A case of vertigo.

History

Mr. Hui was a 60-year-old gentleman. He was an ex-chronic smoker for 20 years and had a history of untreated hypertension.  

After reviewing his history, the presumed vertigo was re-characterized as an acute onset unsteady gait upon waking up 1 week prior to his admission.

The gait symptom was persistent, associated with a sense of disequalibrium, exacerbated by walking / head turning, and relieved by holding a static head and body posture.

He became homebound as a result, and was barely able to ambulate with furniture cruising. He decided to seek medical attention after an episode of fall.

The overall disease trajectory was worst at onset with subsequent partial recovery.

Physical examination

His blood pressure at presentation was significantly elevated at 230/150.

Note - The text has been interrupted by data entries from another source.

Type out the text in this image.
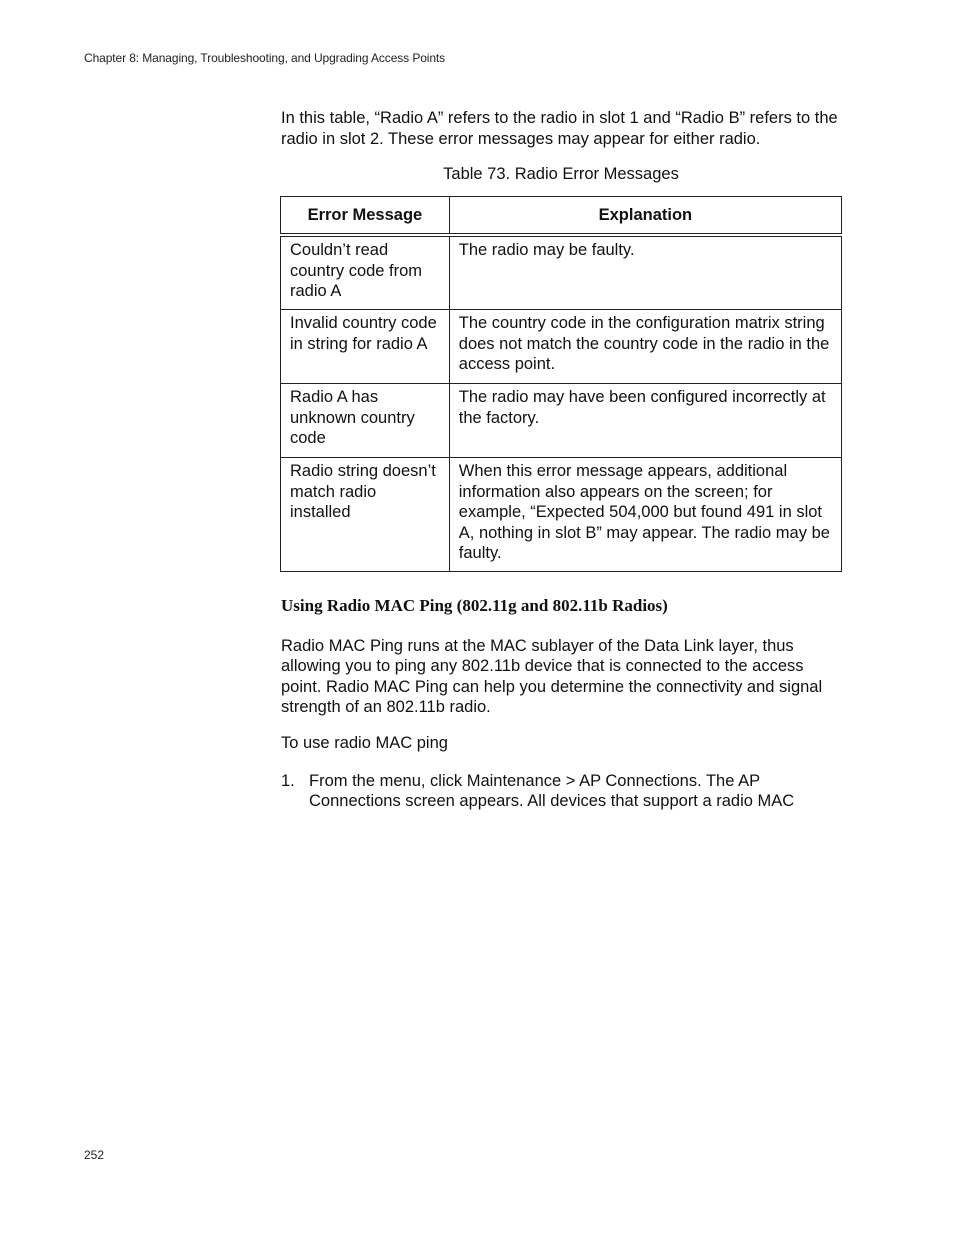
Chapter 8: Managing, Troubleshooting, and Upgrading Access Points

In this table, “Radio A” refers to the radio in slot 1 and “Radio B” refers to the radio in slot 2. These error messages may appear for either radio.

Table 73. Radio Error Messages
Error Message	Explanation
Couldn’t read country code from radio A	The radio may be faulty.
Invalid country code in string for radio A	The country code in the configuration matrix string does not match the country code in the radio in the access point.
Radio A has unknown country code	The radio may have been configured incorrectly at the factory.
Radio string doesn’t match radio installed	When this error message appears, additional information also appears on the screen; for example, “Expected 504,000 but found 491 in slot A, nothing in slot B” may appear. The radio may be faulty.
Using Radio MAC Ping (802.11g and 802.11b Radios)

Radio MAC Ping runs at the MAC sublayer of the Data Link layer, thus allowing you to ping any 802.11b device that is connected to the access point. Radio MAC Ping can help you determine the connectivity and signal strength of an 802.11b radio.

To use radio MAC ping

1. From the menu, click Maintenance > AP Connections. The AP Connections screen appears. All devices that support a radio MAC

252
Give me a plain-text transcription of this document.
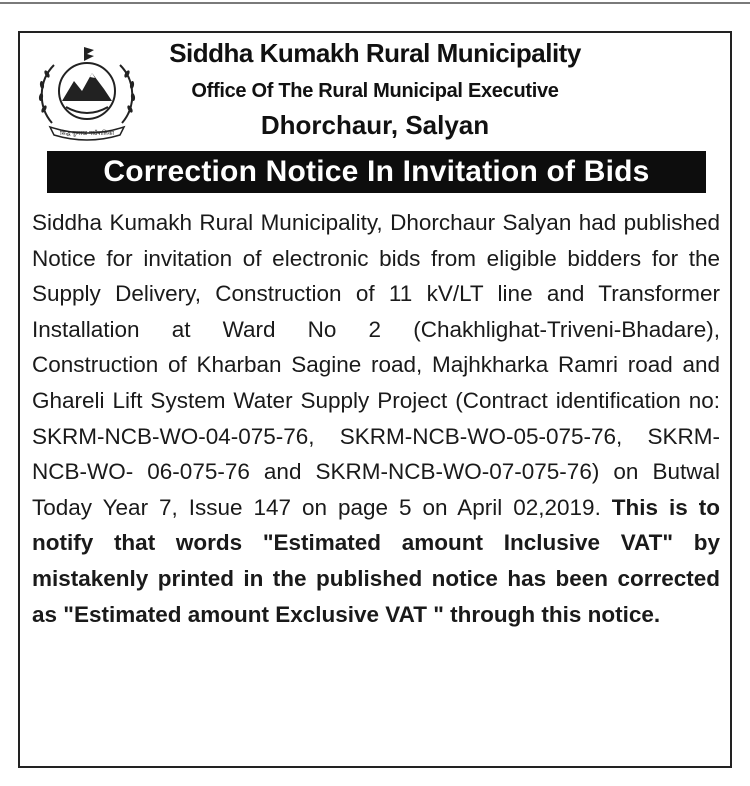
सिद्ध कुमाख गाउँपालिका
Siddha Kumakh Rural Municipality
Office Of The Rural Municipal Executive
Dhorchaur, Salyan
Correction Notice In Invitation of Bids
Siddha Kumakh Rural Municipality, Dhorchaur Salyan had published Notice for invitation of electronic bids from eligible bidders for the Supply Delivery, Construction of 11 kV/LT line and Transformer Installation at Ward No 2 (Chakhlighat-Triveni-Bhadare), Construction of Kharban Sagine road, Majhkharka Ramri road and Ghareli Lift System Water Supply Project (Contract identification no: SKRM-NCB-WO-04-075-76, SKRM-NCB-WO-05-075-76, SKRM-NCB-WO- 06-075-76 and SKRM-NCB-WO-07-075-76) on Butwal Today Year 7, Issue 147 on page 5 on April 02,2019. This is to notify that words "Estimated amount Inclusive VAT" by mistakenly printed in the published notice has been corrected as "Estimated amount Exclusive VAT " through this notice.
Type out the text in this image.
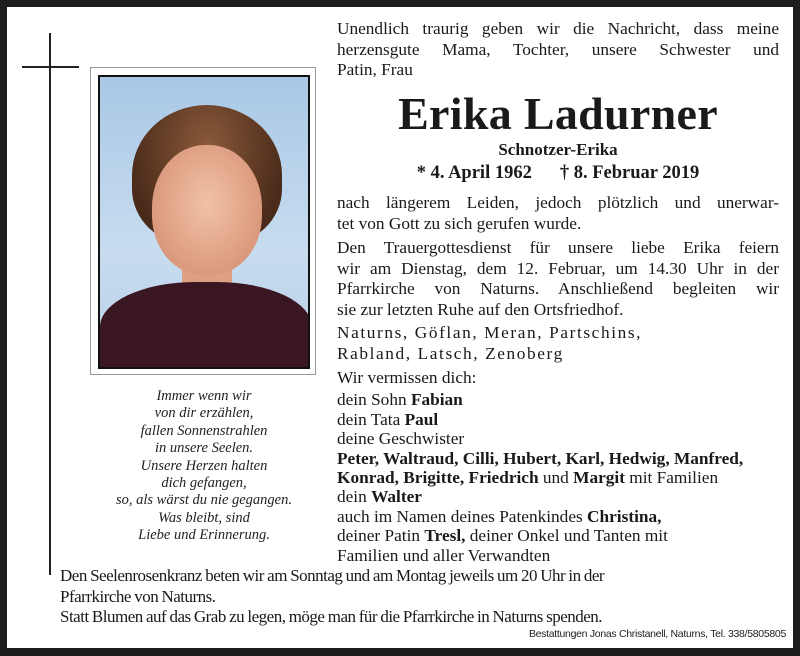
Immer wenn wir
von dir erzählen,
fallen Sonnenstrahlen
in unsere Seelen.
Unsere Herzen halten
dich gefangen,
so, als wärst du nie gegangen.
Was bleibt, sind
Liebe und Erinnerung.
Unendlich traurig geben wir die Nachricht, dass meine
herzensgute Mama, Tochter, unsere Schwester und
Patin, Frau
Erika Ladurner
Schnotzer-Erika
* 4. April 1962 † 8. Februar 2019
nach längerem Leiden, jedoch plötzlich und unerwar-
tet von Gott zu sich gerufen wurde.
Den Trauergottesdienst für unsere liebe Erika feiern
wir am Dienstag, dem 12. Februar, um 14.30 Uhr in der
Pfarrkirche von Naturns. Anschließend begleiten wir
sie zur letzten Ruhe auf den Ortsfriedhof.
Naturns, Göflan, Meran, Partschins,
Rabland, Latsch, Zenoberg
Wir vermissen dich:
dein Sohn Fabian
dein Tata Paul
deine Geschwister
Peter, Waltraud, Cilli, Hubert, Karl, Hedwig, Manfred,
Konrad, Brigitte, Friedrich und Margit mit Familien
dein Walter
auch im Namen deines Patenkindes Christina,
deiner Patin Tresl, deiner Onkel und Tanten mit
Familien und aller Verwandten
Den Seelenrosenkranz beten wir am Sonntag und am Montag jeweils um 20 Uhr in der
Pfarrkirche von Naturns.
Statt Blumen auf das Grab zu legen, möge man für die Pfarrkirche in Naturns spenden.
Bestattungen Jonas Christanell, Naturns, Tel. 338/5805805
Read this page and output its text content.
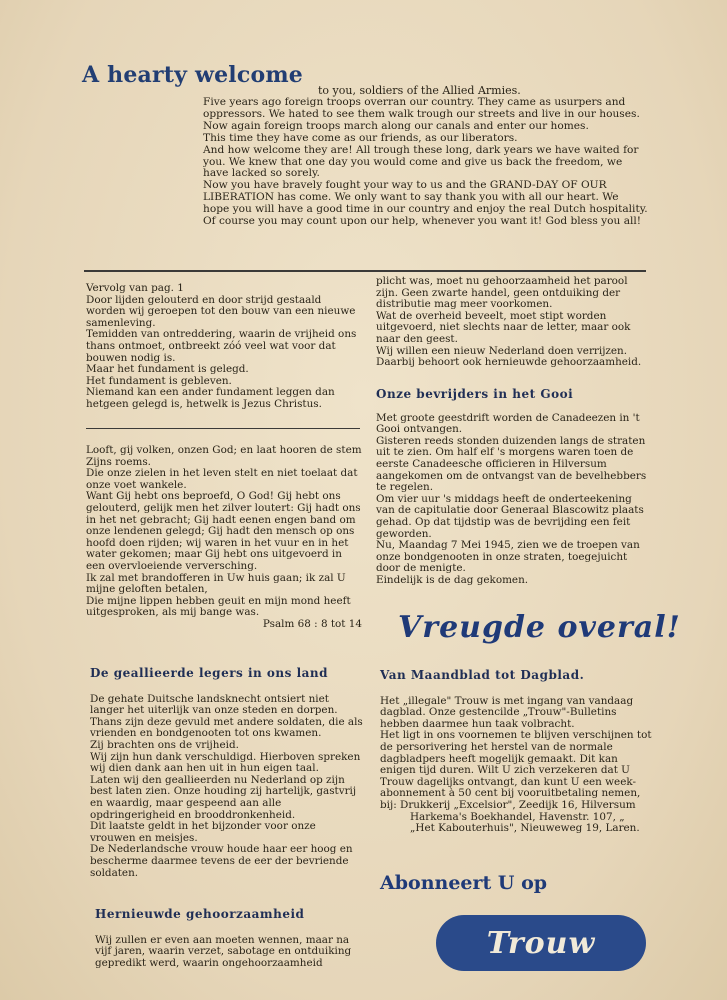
A hearty welcome
to you, soldiers of the Allied Armies.

Five years ago foreign troops overran our country. They came as usurpers and oppressors. We hated to see them walk trough our streets and live in our houses.

Now again foreign troops march along our canals and enter our homes.

This time they have come as our friends, as our liberators.

And how welcome they are! All trough these long, dark years we have waited for you. We knew that one day you would come and give us back the freedom, we have lacked so sorely.

Now you have bravely fought your way to us and the GRAND-DAY OF OUR LIBERATION has come. We only want to say thank you with all our heart. We hope you will have a good time in our country and enjoy the real Dutch hospitality.

Of course you may count upon our help, whenever you want it! God bless you all!

Vervolg van pag. 1

Door lijden gelouterd en door strijd gestaald worden wij geroepen tot den bouw van een nieuwe samenleving.

Temidden van ontreddering, waarin de vrijheid ons thans ontmoet, ontbreekt zóó veel wat voor dat bouwen nodig is.

Maar het fundament is gelegd.

Het fundament is gebleven.

Niemand kan een ander fundament leggen dan hetgeen gelegd is, hetwelk is Jezus Christus.

Looft, gij volken, onzen God; en laat hooren de stem Zijns roems.

Die onze zielen in het leven stelt en niet toelaat dat onze voet wankele.

Want Gij hebt ons beproefd, O God! Gij hebt ons gelouterd, gelijk men het zilver loutert: Gij hadt ons in het net gebracht; Gij hadt eenen engen band om onze lendenen gelegd; Gij hadt den mensch op ons hoofd doen rijden; wij waren in het vuur en in het water gekomen; maar Gij hebt ons uitgevoerd in een overvloeiende verversching.

Ik zal met brandofferen in Uw huis gaan; ik zal U mijne geloften betalen,

Die mijne lippen hebben geuit en mijn mond heeft uitgesproken, als mij bange was.

Psalm 68 : 8 tot 14

De geallieerde legers in ons land

De gehate Duitsche landsknecht ontsiert niet langer het uiterlijk van onze steden en dorpen. Thans zijn deze gevuld met andere soldaten, die als vrienden en bondgenooten tot ons kwamen.

Zij brachten ons de vrijheid.

Wij zijn hun dank verschuldigd. Hierboven spreken wij dien dank aan hen uit in hun eigen taal.

Laten wij den geallieerden nu Nederland op zijn best laten zien. Onze houding zij hartelijk, gastvrij en waardig, maar gespeend aan alle opdringerigheid en brooddronkenheid.

Dit laatste geldt in het bijzonder voor onze vrouwen en meisjes.

De Nederlandsche vrouw houde haar eer hoog en bescherme daarmee tevens de eer der bevriende soldaten.

Hernieuwde gehoorzaamheid

Wij zullen er even aan moeten wennen, maar na vijf jaren, waarin verzet, sabotage en ontduiking gepredikt werd, waarin ongehoorzaamheid

plicht was, moet nu gehoorzaamheid het parool zijn. Geen zwarte handel, geen ontduiking der distributie mag meer voorkomen.

Wat de overheid beveelt, moet stipt worden uitgevoerd, niet slechts naar de letter, maar ook naar den geest.

Wij willen een nieuw Nederland doen verrijzen. Daarbij behoort ook hernieuwde gehoorzaamheid.

Onze bevrijders in het Gooi

Met groote geestdrift worden de Canadeezen in 't Gooi ontvangen.

Gisteren reeds stonden duizenden langs de straten uit te zien. Om half elf 's morgens waren toen de eerste Canadeesche officieren in Hilversum aangekomen om de ontvangst van de bevelhebbers te regelen.

Om vier uur 's middags heeft de onderteekening van de capitulatie door Generaal Blascowitz plaats gehad. Op dat tijdstip was de bevrijding een feit geworden.

Nu, Maandag 7 Mei 1945, zien we de troepen van onze bondgenooten in onze straten, toegejuicht door de menigte.

Eindelijk is de dag gekomen.

Vreugde overal!

Van Maandblad tot Dagblad.

Het „illegale" Trouw is met ingang van vandaag dagblad. Onze gestencilde „Trouw"-Bulletins hebben daarmee hun taak volbracht.

Het ligt in ons voornemen te blijven verschijnen tot de persorivering het herstel van de normale dagbladpers heeft mogelijk gemaakt. Dit kan enigen tijd duren. Wilt U zich verzekeren dat U Trouw dagelijks ontvangt, dan kunt U een week-abonnement à 50 cent bij vooruitbetaling nemen, bij: Drukkerij „Excelsior", Zeedijk 16, Hilversum

Harkema's Boekhandel, Havenstr. 107, „

„Het Kabouterhuis", Nieuweweg 19, Laren.

Abonneert U op
Trouw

The initial neurological examination was thought to be normal.

A repeated examination revealed mild hypometric horizontal saccades in both directions, subtle oculopulsion to the right, right upper limb pronator drift, right-sided ataxia, and a failure to perform tandem walking.

Investigations

A CT scan of the brain demonstrated bilateral subcortical and deep lacunar infarcts of symmetrical ischemic burden. An ECG showed evidence of left ventricular hypertrophy. Baseline blood tests were unremarkable.

Thought process

This was a syndrome of acute onset unilateral ataxia with interval partial recovery.

The pathology was likely localized to the cerebral level, specifically involving the right cerebellum and medulla.

Given the strong vascular risk factors, an acute ischemic stroke was the most probable etiology.

Next steps

An MRI scan of the brain was arranged to localize the acute infarct.